Sabtu, April 02, 2011

Inflation Rising on Foods, Transportations & Utilities

Saturday March 26, 2011

February inflation up on higher cost of food, transport and utilities

By SHARIDAN M.ALI
sharidan@thestar.com.my

KUALA LUMPUR: Malaysia's inflation level accelerated by 2.9% in February year-on-year fuelled by higher cost of food, transport and utilities.
This was slightly above Bloomberg economists' median estimates of 2.7% for the period under review.
This latest consumer price index's (CPI) 2.9% rise was higher than the increase of 2.4% and 2.2% recorded in January 2011 and December 2010 respectively.
According to the Department of Statistics, the index for food and non-alcoholic beverages in February rose by 4.7%, transport climbed 4.5%, while housing, water, electricity, gas and other fuels escalated by 1.5%.
Meanwhile, compared with January, the CPI rose by 2.7% on the back of increases observed in all the main groups except clothing and footwear, communication as well as recreation services and culture.

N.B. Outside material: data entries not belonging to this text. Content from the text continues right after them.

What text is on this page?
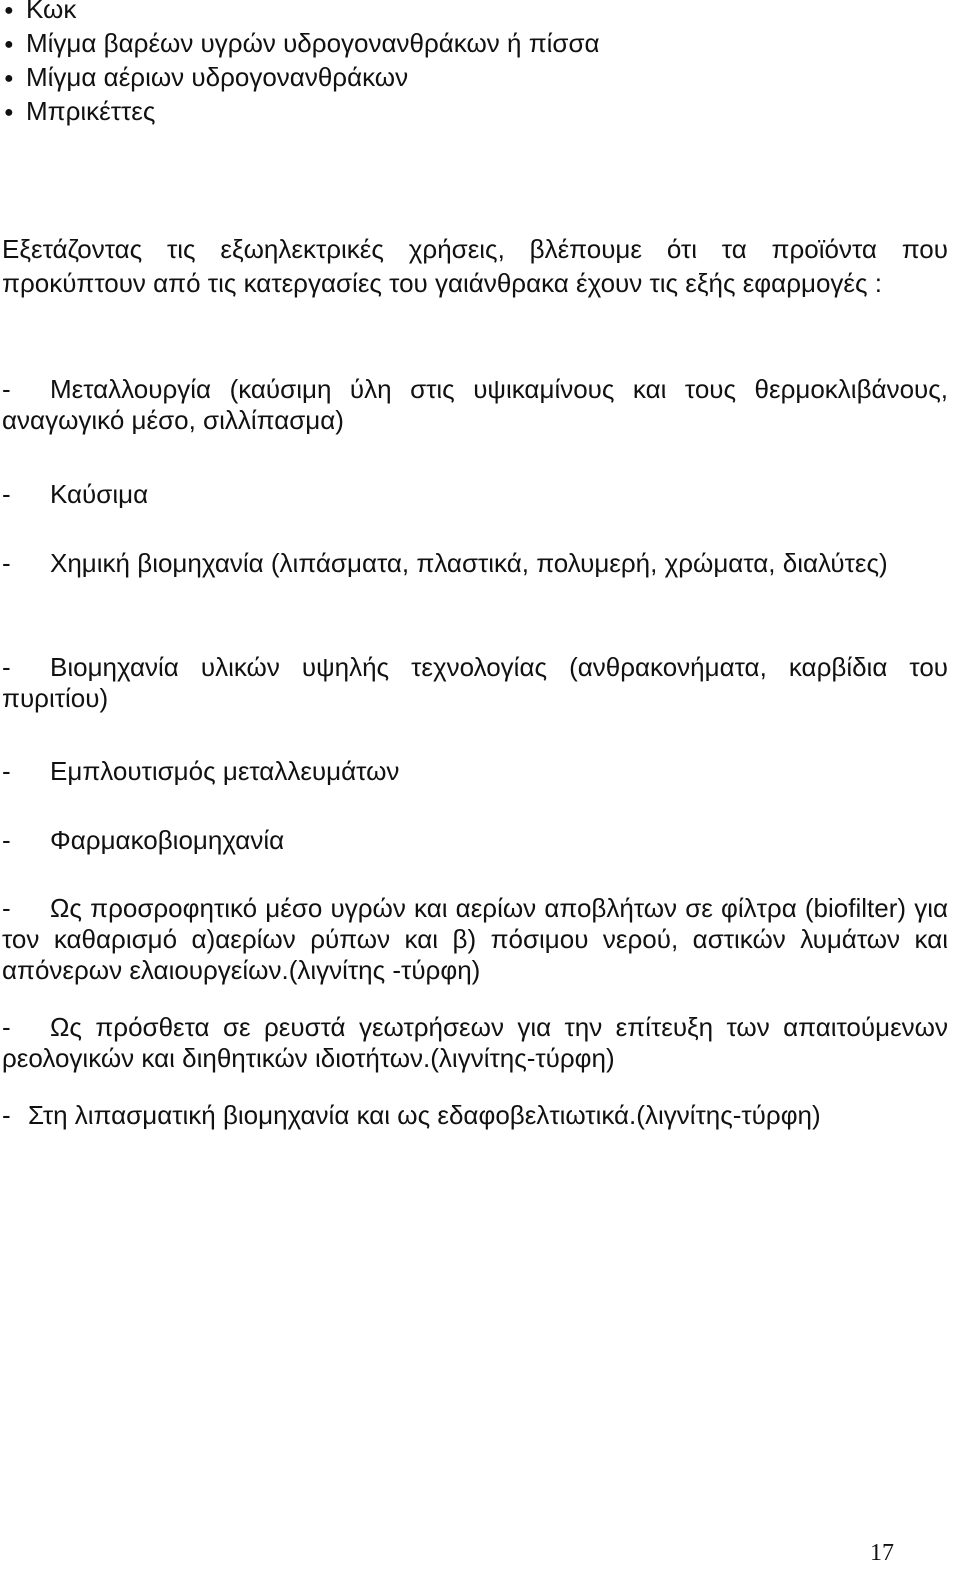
● Κωκ
● Μίγμα βαρέων υγρών υδρογονανθράκων ή πίσσα
● Μίγμα αέριων υδρογονανθράκων
● Μπρικέττες

Εξετάζοντας τις εξωηλεκτρικές χρήσεις, βλέπουμε ότι τα προϊόντα που προκύπτουν από τις κατεργασίες του γαιάνθρακα έχουν τις εξής εφαρμογές :

- Μεταλλουργία (καύσιμη ύλη στις υψικαμίνους και τους θερμοκλιβάνους, αναγωγικό μέσο, σιλλίπασμα)

- Καύσιμα

- Χημική βιομηχανία (λιπάσματα, πλαστικά, πολυμερή, χρώματα, διαλύτες)

- Βιομηχανία υλικών υψηλής τεχνολογίας (ανθρακονήματα, καρβίδια του πυριτίου)

- Εμπλουτισμός μεταλλευμάτων

- Φαρμακοβιομηχανία

- Ως προσροφητικό μέσο υγρών και αερίων αποβλήτων σε φίλτρα (biofilter) για τον καθαρισμό α)αερίων ρύπων και β) πόσιμου νερού, αστικών λυμάτων και απόνερων ελαιουργείων.(λιγνίτης -τύρφη)

- Ως πρόσθετα σε ρευστά γεωτρήσεων για την επίτευξη των απαιτούμενων ρεολογικών και διηθητικών ιδιοτήτων.(λιγνίτης-τύρφη)

- Στη λιπασματική βιομηχανία και ως εδαφοβελτιωτικά.(λιγνίτης-τύρφη)

17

“Notable month-on-month increases among these main groups with high weights were transport at 4.4%, food and non-alcoholic beverages at 4.2% and housing, water, electricity, gas and other fuels at 1.5%,” it said in a statement yesterday.
It said other increases included alcoholic beverages and tobacco at 6.4%, restaurants and hotels 5%, health 2.4%, education 1.7%, miscellaneous goods and services 1.3% as well as furnishings, household equipment and routine household maintenance 1.1%.
Rating Agency Malaysia Holdings Bhd group chief economist Dr Yeah Kim Leng said the latest inflation level reflected an accelerated pace over the past two months.
“This is largely due to cost-push factor that is apparent in higher food and energy prices. But compared with the average level of inflation of other countries in the region, our increase is still lower,” he told StarBiz.
“This is because the Government's subsidy has absorb some of the escalations in food and energy prices.”
Nevertheless, if this accelerated trend continued, Yeah said, it would post a concern especially for the lower-income group where the Government was expected to provide assistance.
In relation to interest rates in a cost-push factor phenomenon as opposed to higher demand increase, the pressure for interest rates hike was weaker, he added.
Meanwhile, MIDF Investment Research chief economist Anthony Dass said the rise in inflation was driven by demand due to the high liquidity level in the system that was reflected in the recent 1% hike in the statutory reserve requirement (SRR) and higher food prices.
“Nevertheless, the impact of higher commodity prices has not been fully reflected due to government subsidy,” he said.
He expected the overnight policy rate to increase by another 50 basis points, SRR by another 100 basis points and the ringgit against the US dollar to average at 2.95 this year.

2bz4money: Needed more cash or reduced your expenditures on foods, transportations and utilities.